HERINNERINGEN AAN MIDDELBURG
(1872 - 1881)
(tweede aflevering)
Van het huis herinner ik mij vooral de plaats waarop men kwam vanuit de
keuken, 's Avonds in de schemer zag ik er soms ratten lopen rond een perk.
In de lange gang was een schommel.
Mijn oom Vermaas, horlogemaker, kwam elke week de pendule (Lodewijk
XV) opwinden. Hij had een winkel bij de Lange Burg.
Mijn overgrootvader Johannes Leonardus Daman, operateur, heel- en vroed-
meester te Middelburg (1769 - 1853), moet hem uit Parijs, waar hij aan de
Sorbonne studeerde, meegebracht hebben. Bij een bezoek aan Parijs (1924)
zag ik een gelijk exemplaar in het koor van de Notre Dame.
Mijn oom Jan (Daman) was apotheker in het stadsziekenhuis. Hij woonde in
de Noordpoortstraat. We kregen soms van hem een bosje zoethout.

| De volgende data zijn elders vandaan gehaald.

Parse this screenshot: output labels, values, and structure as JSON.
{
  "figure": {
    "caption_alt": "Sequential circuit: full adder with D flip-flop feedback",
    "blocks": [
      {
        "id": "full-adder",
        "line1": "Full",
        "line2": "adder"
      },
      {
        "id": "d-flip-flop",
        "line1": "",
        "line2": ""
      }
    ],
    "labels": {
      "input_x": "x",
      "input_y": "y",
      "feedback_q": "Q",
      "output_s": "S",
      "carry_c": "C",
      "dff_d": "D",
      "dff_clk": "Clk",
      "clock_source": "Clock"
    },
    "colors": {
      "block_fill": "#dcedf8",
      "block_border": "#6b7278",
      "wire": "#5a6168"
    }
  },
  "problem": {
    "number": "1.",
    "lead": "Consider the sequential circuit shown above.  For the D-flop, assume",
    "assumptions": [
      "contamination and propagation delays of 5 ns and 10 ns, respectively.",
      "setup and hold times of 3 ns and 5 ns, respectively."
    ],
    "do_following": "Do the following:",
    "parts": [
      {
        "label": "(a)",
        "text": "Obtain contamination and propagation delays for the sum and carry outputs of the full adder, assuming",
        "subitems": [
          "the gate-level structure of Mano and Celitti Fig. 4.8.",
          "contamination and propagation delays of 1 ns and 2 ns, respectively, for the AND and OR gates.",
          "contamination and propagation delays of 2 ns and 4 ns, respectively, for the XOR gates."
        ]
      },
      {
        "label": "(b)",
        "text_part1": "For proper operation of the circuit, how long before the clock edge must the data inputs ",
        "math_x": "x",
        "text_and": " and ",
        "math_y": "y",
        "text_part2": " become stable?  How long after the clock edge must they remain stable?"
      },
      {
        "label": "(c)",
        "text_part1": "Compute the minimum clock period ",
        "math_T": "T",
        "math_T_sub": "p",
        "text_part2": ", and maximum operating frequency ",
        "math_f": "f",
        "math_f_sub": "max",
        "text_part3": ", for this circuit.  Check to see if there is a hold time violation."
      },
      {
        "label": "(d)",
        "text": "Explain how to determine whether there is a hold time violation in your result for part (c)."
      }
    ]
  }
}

Van mijn oom Wijtman, die met een zuster van mijn vader getrouwd was en
een welbeklante hoeden- en pettenwinkel had, heb ik uit die dagen geen her
innering.
Op de Kinderdijk P 216 woonde een neef van mijn moeder, J.W. Reijnhout,
zeilmaker. Zijn huis grensde aan de achterzijde aan het water van de werf van
de Commercie-Compagnie. Met zijn zoon gingen we wel eens roeien en zeilen
op het Kanaal. Van deze werf zag ik in 1877 ook het te water laten van het
zeeschip 'De Burgemeester Schorer', een hele gebeurtenis voor de stad. Nog
zie ik de geweldige waterverplaatsing als het schip met 'de kont' naar voren de
helling afgleed.
Wij speelden als kinderen natuurlijk wel op de Balans. Dit plein helt vanaf de
Burg. In de winter konden we dan heerlijk met de slee naar de sociëteit St.
Joris sleeën. We speelden met kinderen uit de buurt: van Wolff de bakker,
Wolf de huisschilder, en Compter de kruidenier. Met Pasen speelden we met
hazelnoten 'kuutje slok'. Ook 'pinkelden' we, d.i. een klein stokje op een bie-
zondere manier met een grote stok wegslaan.
Ik was erg blij toen ik een ijzeren hoepel kreeg. Helaas had ik er niet lang
plezier van. Op het bolwerk bij de Veerse weg rolde hij de singel in. Ik zie mij
nog beteuterd staan toen hij in het water verdween.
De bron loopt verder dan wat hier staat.